SLIPPING AWAY: Terence Parkin, who is deaf, sitting behind his Dusi partner, veteran canoeist Mark Mulder, during the last leg of his 920km multicode journey from Gauteng to Durban, to raise funds for disabled children.
SLIPPING AWAY: Terence Parkin, who is deaf, sitting behind his Dusi partner, veteran canoeist Mark Mulder, during the last leg of his 920km multicode journey from Gauteng to Durban, to raise funds for disabled children.
DURBAN - DEAF sportsman and Olympic medallist Terence Parkin has Blue Lagoon in his sights at the end of a 920km journey from Gauteng to Durban that has seen him traversing the highlands of Lesotho and swimming the Midmar Mile.

He has been on a series of cycling, swimming, running and canoe missions to raise funds for disabled children for the Princess Charlene of Monaco Foundation South Africa which supports children with disabilities.

After completing the Midmar Mile, Parkin, 37, spent two days training for canoeing as well as getting to know his Dusi partner, veteran canoeist Mark Mulder.

SLIPPING AWAY: Terence Parkin, who is deaf, sitting behind his Dusi partner, veteran canoeist Mark Mulder, during the last leg of his 920km multicode journey from Gauteng to Durban, to raise funds for disabled children.

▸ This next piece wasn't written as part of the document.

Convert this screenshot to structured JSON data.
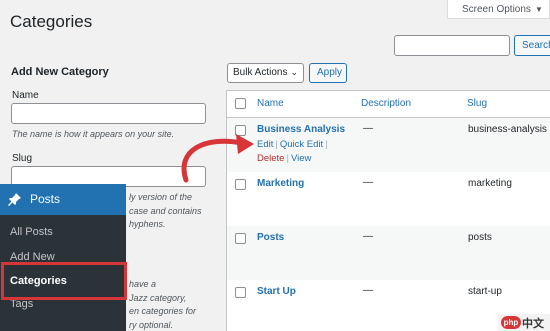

“We hadn’t met before so we are both using these two days to practise a bit and get to know each other’s styles,” he said before the race.

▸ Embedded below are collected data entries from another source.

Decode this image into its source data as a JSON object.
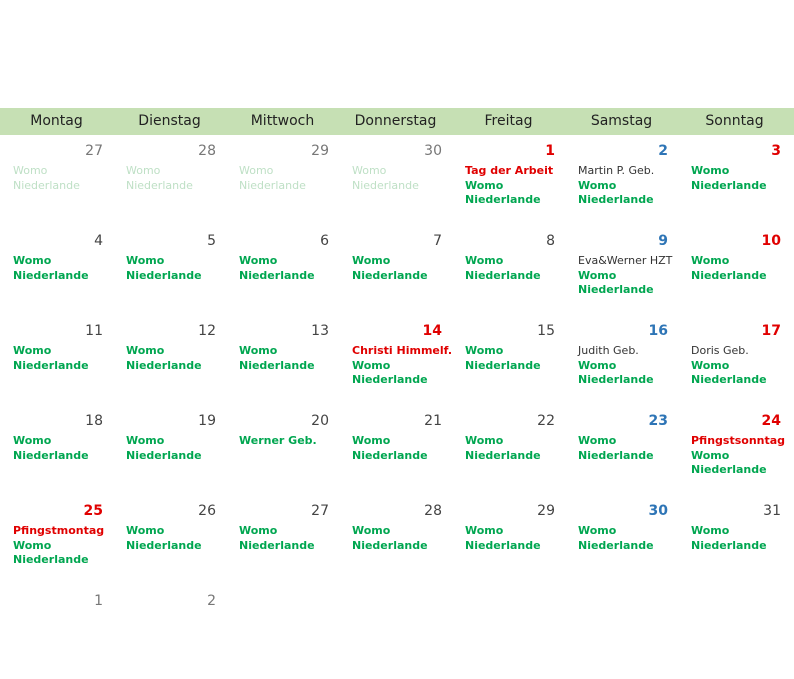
{
  "weekdays": [
    "Montag",
    "Dienstag",
    "Mittwoch",
    "Donnerstag",
    "Freitag",
    "Samstag",
    "Sonntag"
  ],
  "weeks": [
    [
      {
        "num": "27",
        "kind": "other",
        "events": [
          {
            "text": "Womo",
            "style": "faded"
          },
          {
            "text": "Niederlande",
            "style": "faded"
          }
        ]
      },
      {
        "num": "28",
        "kind": "other",
        "events": [
          {
            "text": "Womo",
            "style": "faded"
          },
          {
            "text": "Niederlande",
            "style": "faded"
          }
        ]
      },
      {
        "num": "29",
        "kind": "other",
        "events": [
          {
            "text": "Womo",
            "style": "faded"
          },
          {
            "text": "Niederlande",
            "style": "faded"
          }
        ]
      },
      {
        "num": "30",
        "kind": "other",
        "events": [
          {
            "text": "Womo",
            "style": "faded"
          },
          {
            "text": "Niederlande",
            "style": "faded"
          }
        ]
      },
      {
        "num": "1",
        "kind": "hol",
        "events": [
          {
            "text": "Tag der Arbeit",
            "style": "red"
          },
          {
            "text": "Womo",
            "style": "green"
          },
          {
            "text": "Niederlande",
            "style": "green"
          }
        ]
      },
      {
        "num": "2",
        "kind": "sat",
        "events": [
          {
            "text": "Martin P. Geb.",
            "style": "dark"
          },
          {
            "text": "Womo",
            "style": "green"
          },
          {
            "text": "Niederlande",
            "style": "green"
          }
        ]
      },
      {
        "num": "3",
        "kind": "sun",
        "events": [
          {
            "text": "Womo",
            "style": "green"
          },
          {
            "text": "Niederlande",
            "style": "green"
          }
        ]
      }
    ],
    [
      {
        "num": "4",
        "kind": "normal",
        "events": [
          {
            "text": "Womo",
            "style": "green"
          },
          {
            "text": "Niederlande",
            "style": "green"
          }
        ]
      },
      {
        "num": "5",
        "kind": "normal",
        "events": [
          {
            "text": "Womo",
            "style": "green"
          },
          {
            "text": "Niederlande",
            "style": "green"
          }
        ]
      },
      {
        "num": "6",
        "kind": "normal",
        "events": [
          {
            "text": "Womo",
            "style": "green"
          },
          {
            "text": "Niederlande",
            "style": "green"
          }
        ]
      },
      {
        "num": "7",
        "kind": "normal",
        "events": [
          {
            "text": "Womo",
            "style": "green"
          },
          {
            "text": "Niederlande",
            "style": "green"
          }
        ]
      },
      {
        "num": "8",
        "kind": "normal",
        "events": [
          {
            "text": "Womo",
            "style": "green"
          },
          {
            "text": "Niederlande",
            "style": "green"
          }
        ]
      },
      {
        "num": "9",
        "kind": "sat",
        "events": [
          {
            "text": "Eva&Werner HZT",
            "style": "dark"
          },
          {
            "text": "Womo",
            "style": "green"
          },
          {
            "text": "Niederlande",
            "style": "green"
          }
        ]
      },
      {
        "num": "10",
        "kind": "sun",
        "events": [
          {
            "text": "Womo",
            "style": "green"
          },
          {
            "text": "Niederlande",
            "style": "green"
          }
        ]
      }
    ],
    [
      {
        "num": "11",
        "kind": "normal",
        "events": [
          {
            "text": "Womo",
            "style": "green"
          },
          {
            "text": "Niederlande",
            "style": "green"
          }
        ]
      },
      {
        "num": "12",
        "kind": "normal",
        "events": [
          {
            "text": "Womo",
            "style": "green"
          },
          {
            "text": "Niederlande",
            "style": "green"
          }
        ]
      },
      {
        "num": "13",
        "kind": "normal",
        "events": [
          {
            "text": "Womo",
            "style": "green"
          },
          {
            "text": "Niederlande",
            "style": "green"
          }
        ]
      },
      {
        "num": "14",
        "kind": "hol",
        "events": [
          {
            "text": "Christi Himmelf.",
            "style": "red"
          },
          {
            "text": "Womo",
            "style": "green"
          },
          {
            "text": "Niederlande",
            "style": "green"
          }
        ]
      },
      {
        "num": "15",
        "kind": "normal",
        "events": [
          {
            "text": "Womo",
            "style": "green"
          },
          {
            "text": "Niederlande",
            "style": "green"
          }
        ]
      },
      {
        "num": "16",
        "kind": "sat",
        "events": [
          {
            "text": "Judith Geb.",
            "style": "dark"
          },
          {
            "text": "Womo",
            "style": "green"
          },
          {
            "text": "Niederlande",
            "style": "green"
          }
        ]
      },
      {
        "num": "17",
        "kind": "sun",
        "events": [
          {
            "text": "Doris Geb.",
            "style": "dark"
          },
          {
            "text": "Womo",
            "style": "green"
          },
          {
            "text": "Niederlande",
            "style": "green"
          }
        ]
      }
    ],
    [
      {
        "num": "18",
        "kind": "normal",
        "events": [
          {
            "text": "Womo",
            "style": "green"
          },
          {
            "text": "Niederlande",
            "style": "green"
          }
        ]
      },
      {
        "num": "19",
        "kind": "normal",
        "events": [
          {
            "text": "Womo",
            "style": "green"
          },
          {
            "text": "Niederlande",
            "style": "green"
          }
        ]
      },
      {
        "num": "20",
        "kind": "normal",
        "events": [
          {
            "text": "Werner Geb.",
            "style": "green"
          }
        ]
      },
      {
        "num": "21",
        "kind": "normal",
        "events": [
          {
            "text": "Womo",
            "style": "green"
          },
          {
            "text": "Niederlande",
            "style": "green"
          }
        ]
      },
      {
        "num": "22",
        "kind": "normal",
        "events": [
          {
            "text": "Womo",
            "style": "green"
          },
          {
            "text": "Niederlande",
            "style": "green"
          }
        ]
      },
      {
        "num": "23",
        "kind": "sat",
        "events": [
          {
            "text": "Womo",
            "style": "green"
          },
          {
            "text": "Niederlande",
            "style": "green"
          }
        ]
      },
      {
        "num": "24",
        "kind": "sun",
        "events": [
          {
            "text": "Pfingstsonntag",
            "style": "red"
          },
          {
            "text": "Womo",
            "style": "green"
          },
          {
            "text": "Niederlande",
            "style": "green"
          }
        ]
      }
    ],
    [
      {
        "num": "25",
        "kind": "hol",
        "events": [
          {
            "text": "Pfingstmontag",
            "style": "red"
          },
          {
            "text": "Womo",
            "style": "green"
          },
          {
            "text": "Niederlande",
            "style": "green"
          }
        ]
      },
      {
        "num": "26",
        "kind": "normal",
        "events": [
          {
            "text": "Womo",
            "style": "green"
          },
          {
            "text": "Niederlande",
            "style": "green"
          }
        ]
      },
      {
        "num": "27",
        "kind": "normal",
        "events": [
          {
            "text": "Womo",
            "style": "green"
          },
          {
            "text": "Niederlande",
            "style": "green"
          }
        ]
      },
      {
        "num": "28",
        "kind": "normal",
        "events": [
          {
            "text": "Womo",
            "style": "green"
          },
          {
            "text": "Niederlande",
            "style": "green"
          }
        ]
      },
      {
        "num": "29",
        "kind": "normal",
        "events": [
          {
            "text": "Womo",
            "style": "green"
          },
          {
            "text": "Niederlande",
            "style": "green"
          }
        ]
      },
      {
        "num": "30",
        "kind": "sat",
        "events": [
          {
            "text": "Womo",
            "style": "green"
          },
          {
            "text": "Niederlande",
            "style": "green"
          }
        ]
      },
      {
        "num": "31",
        "kind": "normal",
        "events": [
          {
            "text": "Womo",
            "style": "green"
          },
          {
            "text": "Niederlande",
            "style": "green"
          }
        ]
      }
    ],
    [
      {
        "num": "1",
        "kind": "other",
        "events": []
      },
      {
        "num": "2",
        "kind": "other",
        "events": []
      }
    ]
  ],
  "colors": {
    "header_bg": "#c6e0b4",
    "event_green": "#00a650",
    "holiday_red": "#e00000",
    "saturday_blue": "#2e75b6"
  }
}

"Mark is a seasoned Dusi paddler so I am confident he will guide us through the challenge. I do worry about the low water level as this means more running with the boat.”

During the cycling leg of his odyssey in Lesotho, on the Roof of Africa where the altitude at one point is 3 225m, Parkin found himself on tarred roads, on sand and potholes.

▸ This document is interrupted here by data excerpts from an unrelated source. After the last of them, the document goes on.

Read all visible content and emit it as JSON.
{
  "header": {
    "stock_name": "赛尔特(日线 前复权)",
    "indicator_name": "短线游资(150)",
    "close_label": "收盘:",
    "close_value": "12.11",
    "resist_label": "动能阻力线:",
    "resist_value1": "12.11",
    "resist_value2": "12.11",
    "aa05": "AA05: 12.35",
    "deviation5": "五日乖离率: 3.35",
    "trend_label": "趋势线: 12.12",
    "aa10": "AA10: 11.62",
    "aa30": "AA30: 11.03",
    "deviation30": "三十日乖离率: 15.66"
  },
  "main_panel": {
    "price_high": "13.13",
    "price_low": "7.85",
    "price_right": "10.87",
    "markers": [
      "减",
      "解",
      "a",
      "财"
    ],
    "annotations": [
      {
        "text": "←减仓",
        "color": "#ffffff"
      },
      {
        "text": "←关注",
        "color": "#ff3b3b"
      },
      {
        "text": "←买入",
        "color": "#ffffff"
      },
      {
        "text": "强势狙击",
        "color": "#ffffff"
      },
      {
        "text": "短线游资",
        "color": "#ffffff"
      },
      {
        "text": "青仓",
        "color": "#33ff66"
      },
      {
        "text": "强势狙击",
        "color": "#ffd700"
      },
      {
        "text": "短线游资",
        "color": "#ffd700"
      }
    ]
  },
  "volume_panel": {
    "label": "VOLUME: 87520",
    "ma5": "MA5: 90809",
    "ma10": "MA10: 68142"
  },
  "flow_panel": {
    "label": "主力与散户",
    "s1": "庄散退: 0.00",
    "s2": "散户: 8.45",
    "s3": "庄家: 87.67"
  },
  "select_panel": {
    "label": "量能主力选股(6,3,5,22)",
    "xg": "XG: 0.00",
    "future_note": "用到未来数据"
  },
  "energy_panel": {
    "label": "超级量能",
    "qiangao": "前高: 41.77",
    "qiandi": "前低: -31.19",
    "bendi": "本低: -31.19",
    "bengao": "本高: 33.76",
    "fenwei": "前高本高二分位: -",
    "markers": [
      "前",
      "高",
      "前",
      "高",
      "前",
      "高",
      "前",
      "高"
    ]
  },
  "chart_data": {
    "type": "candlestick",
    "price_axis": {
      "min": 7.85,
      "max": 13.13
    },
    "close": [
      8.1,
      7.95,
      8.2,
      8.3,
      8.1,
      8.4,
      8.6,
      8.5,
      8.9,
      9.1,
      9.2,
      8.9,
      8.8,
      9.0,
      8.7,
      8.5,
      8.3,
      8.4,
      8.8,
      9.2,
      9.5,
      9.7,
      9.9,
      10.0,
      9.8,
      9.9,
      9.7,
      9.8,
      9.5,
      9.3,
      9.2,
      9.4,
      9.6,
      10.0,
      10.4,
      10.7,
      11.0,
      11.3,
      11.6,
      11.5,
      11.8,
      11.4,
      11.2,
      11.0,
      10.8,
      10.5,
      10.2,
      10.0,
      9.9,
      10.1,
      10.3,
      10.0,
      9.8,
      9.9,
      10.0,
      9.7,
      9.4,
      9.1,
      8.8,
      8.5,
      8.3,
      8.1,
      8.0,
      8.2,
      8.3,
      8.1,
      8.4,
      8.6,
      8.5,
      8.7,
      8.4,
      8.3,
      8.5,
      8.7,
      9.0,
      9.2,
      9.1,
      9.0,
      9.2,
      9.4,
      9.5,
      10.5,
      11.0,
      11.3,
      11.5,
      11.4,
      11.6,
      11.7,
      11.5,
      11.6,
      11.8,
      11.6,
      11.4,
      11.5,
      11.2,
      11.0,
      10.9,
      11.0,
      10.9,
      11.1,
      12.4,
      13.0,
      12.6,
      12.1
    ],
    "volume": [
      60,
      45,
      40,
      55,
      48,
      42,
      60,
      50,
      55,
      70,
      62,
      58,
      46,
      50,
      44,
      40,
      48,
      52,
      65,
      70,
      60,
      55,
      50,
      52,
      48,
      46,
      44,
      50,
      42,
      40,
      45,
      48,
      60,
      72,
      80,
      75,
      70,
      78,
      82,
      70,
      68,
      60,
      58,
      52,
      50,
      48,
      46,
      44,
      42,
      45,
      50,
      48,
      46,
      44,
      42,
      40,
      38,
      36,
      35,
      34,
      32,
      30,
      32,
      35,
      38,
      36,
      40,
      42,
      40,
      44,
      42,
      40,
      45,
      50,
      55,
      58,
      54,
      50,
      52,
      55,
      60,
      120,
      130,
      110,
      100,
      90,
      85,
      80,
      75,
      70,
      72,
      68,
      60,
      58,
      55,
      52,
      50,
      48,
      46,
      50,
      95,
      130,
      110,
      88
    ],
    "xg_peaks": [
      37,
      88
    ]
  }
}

“The last 15km was the toughest as the inclines were incredibly steep. I battled to get the bike going but just didn’t give up. My support team encouraged me and got out of the vehicle to run alongside me.  A few local kids here and there joined me for some time and ran alongside the bike.”  

Parkin was initially going to do the whole event on a mountain bike. “My wife appealed on Facebook for a road bike and fortunately someone who knew my family came and dropped off a super road bike at our house. This was a real bonus as a road bike is much faster and lighter and better suited to the tar roads.  

“Both bikes managed the whole journey very well.”

The Midmar Mile was next. His 25th. 

“To have come so far and to then win in the deaf category and my age group category, 31 to 40, was absolutely stunning.  Not something I expected.” 

“A highlight of Midmar was to have Princess Charlene of Monaco Foundation South Africa CEO Ryk Neethling pop in as a surprise to support me.  It was incredibly motivating and a very pleasant surprise.”

Then came the running, from Midmar to Pietermaritzburg. “The run was mostly downhill which is much harder than a steady incline or flat. It’s taxing on the toes and knees.  

“When I arrived at the start of the Dusi, my legs refused to bend for a while so I had to stand without moving and slowly got them to bend.”

The Dusi Canoe Marathon will finish today.